Dilleri ayrı, renkleri ayrı, elbiseleri ayrı, yaşadıkları ülkeler ayrı olmasına rağmen hepsinde aynı mütebessim sima, aynı sevinç ve aynı fikriyatın yattığını uzaktan seyreden herkes anlayacaktı.

Muhabbeti, sevgiyi ve kaynaşmayı amaçlamakla beraber ayrıca yeni dostluklar kurmayı hedefleyen bu gezi 8’er kişilik masalarda yenen yemeklerle başlar, muhabbet o kadar dereceye gelmiştir ki boğazda gezdiklerinin farkında bile değillerdir. Adeta o eşsiz manzara kaçırmaktadırlar ki bunu anlayan bazı ağabeylerimiz mikrofonu eline alıp “Sevgili misafirlerimiz yemek yerken, muhabbet ederken boğazın manzarasını da kaçırmayınız” şeklinde birkaç defa anons yaparlar.

Yemekten sonra İhsan Atasoy’un o güzel sesinden yemek duası ve akabinde aşrı şerif okuması, ardından ilahilerin seslendirdiği ve daha sonrada gezi esnasında programla ilgili bazı akademisyenler kısa kısa konuşma yapmasıyla devam etti.

Cemil bey’in sponsorluğunda ki bu gezide ayrıca yurtiçinden Üstadımızın talebelerinden Mehmet Fırıncı ağabey başta olmak üzere, Kayseri’den Abdurrahman Aras hocamız, Risale-i Nur’ları Arapçaya tercüme eden İhsan Kasım ağabey ve ismini sayamadığımız birçok ağabey ve kardeşlerle hasbihal etme imkânına zemin hazırlanmıştı. Yurtdışı hizmetleriyle alakadar hem yurtiçinde bulunan hem de bizzat yurtdışında kalan ağabeylerimizinde iştirakleri yurtdışından kısada olsa bilgi almamıza olanak sağladı. Tercümelere ne kadar ihtiyaç duyulduğu, yurtdışında ki hizmetlerin ne kadar az olduğu ve bu noktada maddi ve manevi yardımlara ihtiyaçlarının olduğunu dile getirirken, yapılan tercümeler, edilen hizmetler ve karşılaşılan güzel faaliyetlerinden bahsettiler. Çok kısa zamanda az bir gayretle hizmetlerin ne kadar çok inkişaf ettiğinden bahisler açılarak sadece buralara bir meyil bile çok hizmetin kapısını açtığını ve açacağını söylediler.

Daha anlatılacak çok şey var ama bazı şeylerin daha iyi anlaşılabilmesi için yaşanması lazım tabii ki, onun için yurtdışına gidip oradaki ihtiyacı görmeden buradan menkıbeler okumak ya da yazmak çok şey ifade etmeyecekti.

Sonuç olarak şunu söyleyebiliriz ki: “Biz İslamiyet’e yakışır doğruluğu ve doğru İslamiyet’i ve Kur’an-ı Kerim’i ve Peygamber Efendimizi şüphesiz en iyi Risale-i Nur’lar vasıtasıyla tanımışız ve sadece bizim değil bütün dünyanın Risale-i Nur’lara ihtiyacının ne kadar şedit olduğunu bir kez daha müşahede etmişiz.” Gene Üstad’ımızın dediği gibi “İstikbal, yalnız ve yalnız İslâmiyetin olacak.

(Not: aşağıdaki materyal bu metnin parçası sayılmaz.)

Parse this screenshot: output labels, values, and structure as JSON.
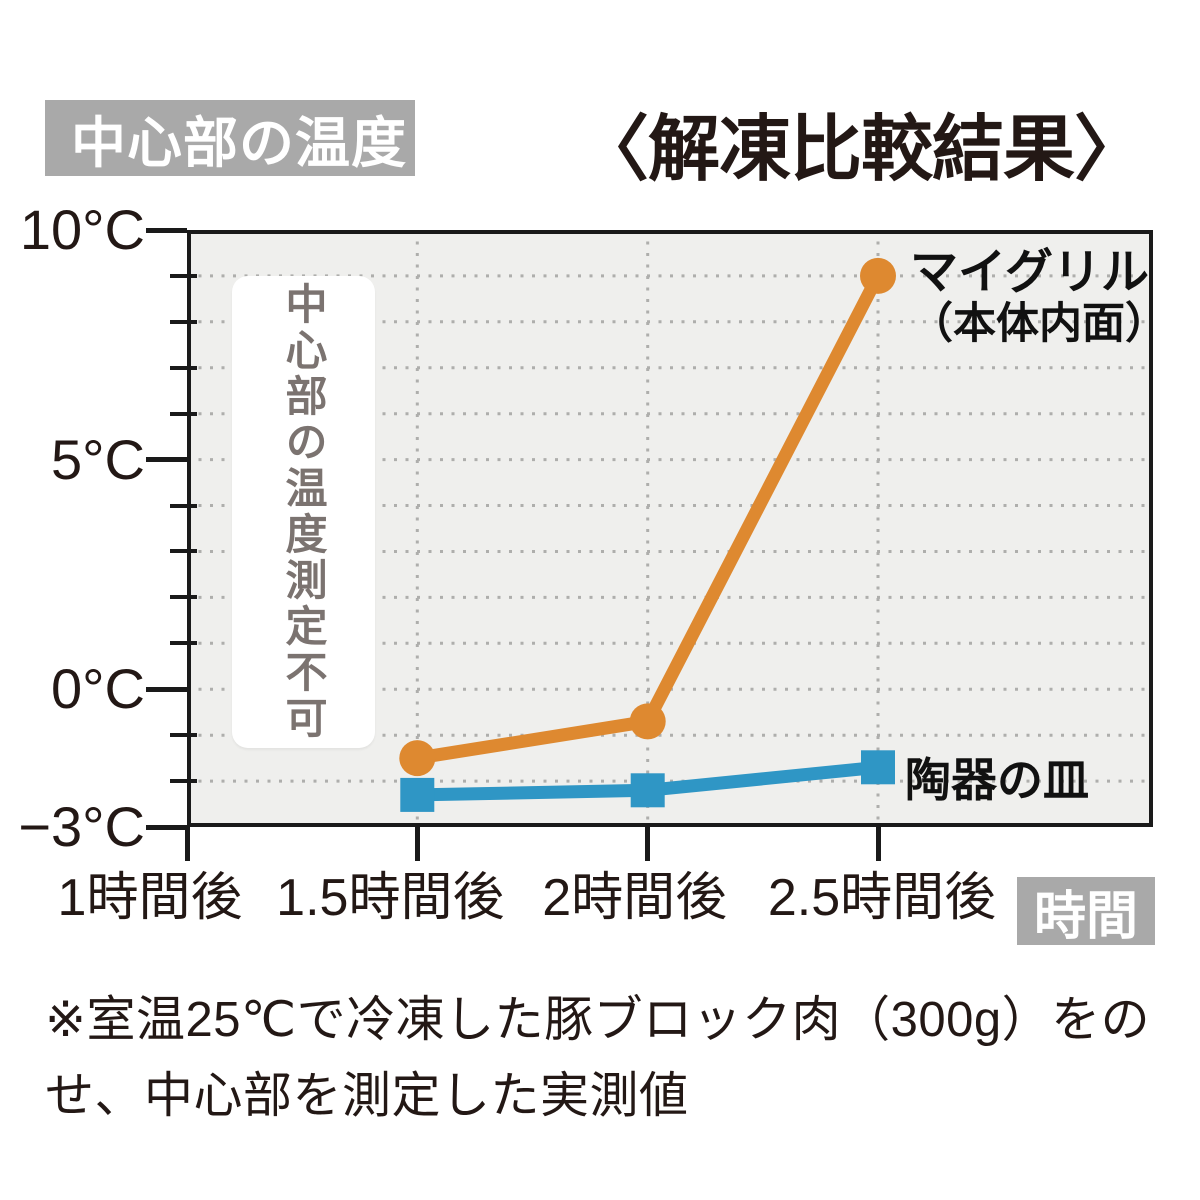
{
  "chart_data": {
    "type": "line",
    "title": "〈解凍比較結果〉",
    "y_axis_badge": "中心部の温度",
    "x_axis_badge": "時間",
    "x": [
      1,
      1.5,
      2,
      2.5
    ],
    "x_tick_labels": [
      "1時間後",
      "1.5時間後",
      "2時間後",
      "2.5時間後"
    ],
    "ylim": [
      -3,
      10
    ],
    "y_major_ticks": [
      {
        "value": 10,
        "label": "10°C"
      },
      {
        "value": 5,
        "label": "5°C"
      },
      {
        "value": 0,
        "label": "0°C"
      },
      {
        "value": -3,
        "label": "−3°C"
      }
    ],
    "y_minor_tick_values": [
      9,
      8,
      7,
      6,
      4,
      3,
      2,
      1,
      -1,
      -2
    ],
    "grid": "dotted",
    "plot_background": "#efefed",
    "series": [
      {
        "name": "マイグリル（本体内面）",
        "marker": "circle",
        "color": "#de8930",
        "x": [
          1.5,
          2,
          2.5
        ],
        "values": [
          -1.5,
          -0.7,
          9
        ]
      },
      {
        "name": "陶器の皿",
        "marker": "square",
        "color": "#2f96c5",
        "x": [
          1.5,
          2,
          2.5
        ],
        "values": [
          -2.3,
          -2.2,
          -1.7
        ]
      }
    ],
    "annotation": "中心部の温度測定不可",
    "legend": [
      {
        "line1": "マイグリル",
        "line2": "（本体内面）"
      },
      {
        "line1": "陶器の皿"
      }
    ]
  },
  "footnote": "※室温25℃で冷凍した豚ブロック肉（300g）をのせ、中心部を測定した実測値",
  "colors": {
    "badge_bg": "#a9a9a9",
    "badge_text": "#ffffff",
    "text": "#231815",
    "annotation_text": "#7b7370",
    "grid_dot": "#aeaeac",
    "axis": "#1a1a1a"
  }
}
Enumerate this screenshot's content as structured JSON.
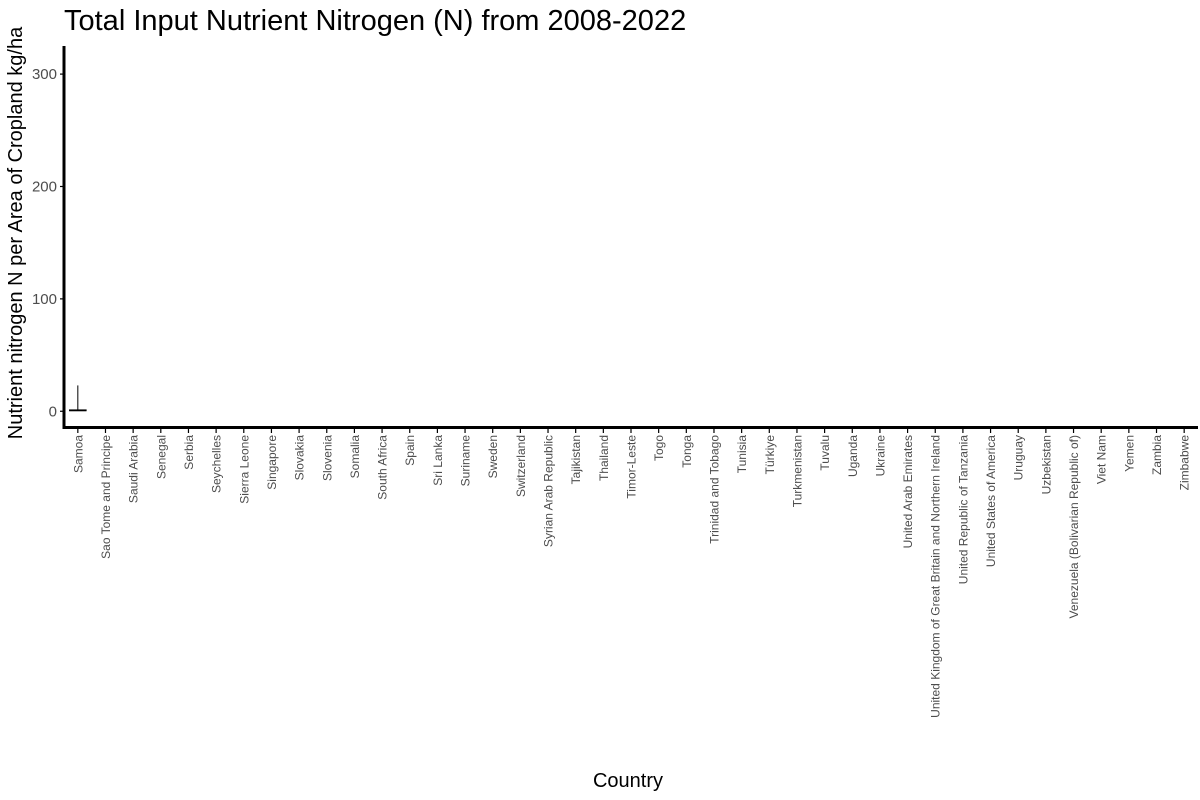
{
  "chart_data": {
    "type": "box",
    "title": "Total Input Nutrient Nitrogen (N) from 2008-2022",
    "xlabel": "Country",
    "ylabel": "Nutrient nitrogen N per Area of Cropland kg/ha",
    "ylim": [
      -14,
      325
    ],
    "yticks": [
      0,
      100,
      200,
      300
    ],
    "grid": false,
    "legend": "none",
    "colors": {
      "axis": "#000000",
      "tick_label": "#4d4d4d",
      "box": "#000000"
    },
    "categories": [
      "Samoa",
      "Sao Tome and Principe",
      "Saudi Arabia",
      "Senegal",
      "Serbia",
      "Seychelles",
      "Sierra Leone",
      "Singapore",
      "Slovakia",
      "Slovenia",
      "Somalia",
      "South Africa",
      "Spain",
      "Sri Lanka",
      "Suriname",
      "Sweden",
      "Switzerland",
      "Syrian Arab Republic",
      "Tajikistan",
      "Thailand",
      "Timor-Leste",
      "Togo",
      "Tonga",
      "Trinidad and Tobago",
      "Tunisia",
      "Türkiye",
      "Turkmenistan",
      "Tuvalu",
      "Uganda",
      "Ukraine",
      "United Arab Emirates",
      "United Kingdom of Great Britain and Northern Ireland",
      "United Republic of Tanzania",
      "United States of America",
      "Uruguay",
      "Uzbekistan",
      "Venezuela (Bolivarian Republic of)",
      "Viet Nam",
      "Yemen",
      "Zambia",
      "Zimbabwe"
    ],
    "boxes": [
      {
        "category": "Samoa",
        "min": 0.3,
        "q1": 0.6,
        "median": 0.8,
        "q3": 1.2,
        "max": 23
      }
    ]
  }
}
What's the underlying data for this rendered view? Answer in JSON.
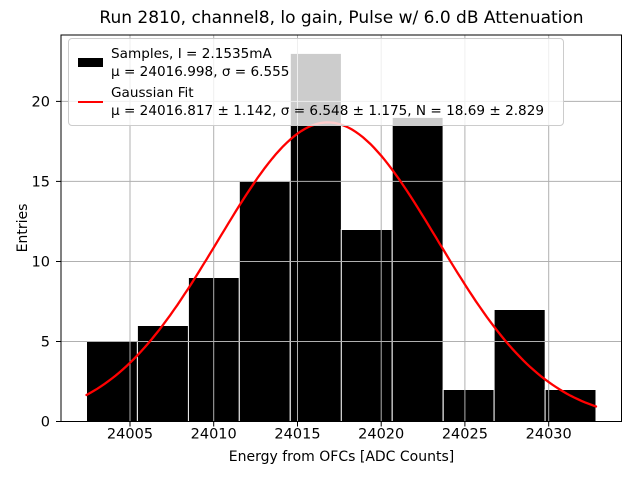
{
  "chart_data": {
    "type": "bar",
    "variant": "histogram",
    "title": "Run 2810, channel8, lo gain, Pulse w/ 6.0 dB Attenuation",
    "xlabel": "Energy from OFCs [ADC Counts]",
    "ylabel": "Entries",
    "bin_edges": [
      24002.4,
      24005.44,
      24008.49,
      24011.53,
      24014.57,
      24017.62,
      24020.66,
      24023.7,
      24026.74,
      24029.79,
      24032.83
    ],
    "counts": [
      5,
      6,
      9,
      15,
      23,
      12,
      19,
      2,
      7,
      2
    ],
    "total_entries": 100,
    "xticks": [
      24005,
      24010,
      24015,
      24020,
      24025,
      24030
    ],
    "yticks": [
      0,
      5,
      10,
      15,
      20
    ],
    "xlim": [
      24000.88,
      24034.35
    ],
    "ylim": [
      0,
      24.15
    ],
    "grid": true,
    "grid_color": "#b0b0b0",
    "bar_color": "#000000",
    "bar_edge_color": "#ffffff",
    "samples_stats": {
      "mu": 24016.998,
      "sigma": 6.555,
      "current_mA": 2.1535
    },
    "fit": {
      "type": "gaussian",
      "N": 18.69,
      "N_err": 2.829,
      "mu": 24016.817,
      "mu_err": 1.142,
      "sigma": 6.548,
      "sigma_err": 1.175,
      "color": "#ff0000"
    },
    "legend_position": "upper left",
    "legend": {
      "entries": [
        {
          "swatch": "black-filled-rectangle",
          "label": "Samples, I = 2.1535mA",
          "sublabel": "μ = 24016.998, σ = 6.555"
        },
        {
          "swatch": "red-line",
          "label": "Gaussian Fit",
          "sublabel": "μ = 24016.817 ± 1.142, σ = 6.548 ± 1.175, N = 18.69 ± 2.829"
        }
      ]
    }
  }
}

Ve hâkim, hakaik-i Kur’âniye ve imaniye olacak.” Ve “Ümitvar olunuz, şu istikbal inkılabı içinde en yüksek gür sada İslamiyet’in olacaktır.Bizlerde amenna ve saddakna Ya Üstad diyoruz ve bu gibi faaliyetlerin bu sözlere en büyük delili olduğunu ifade ediyoruz.

Bizde ayrıca bu programı düzenleyen başta “İstanbul İlim ve Kültür Vakfı” ve Prof. Dr. Faris Kaya olmak üzere emeği geçen herkese teşekkürü bir borç biliyoruz.

Not: İsmini zikretmediğimiz ağabeylere de teşekkür ederiz, objektifimize yansıyan bazı kareleri de sitemizde göreceksiniz.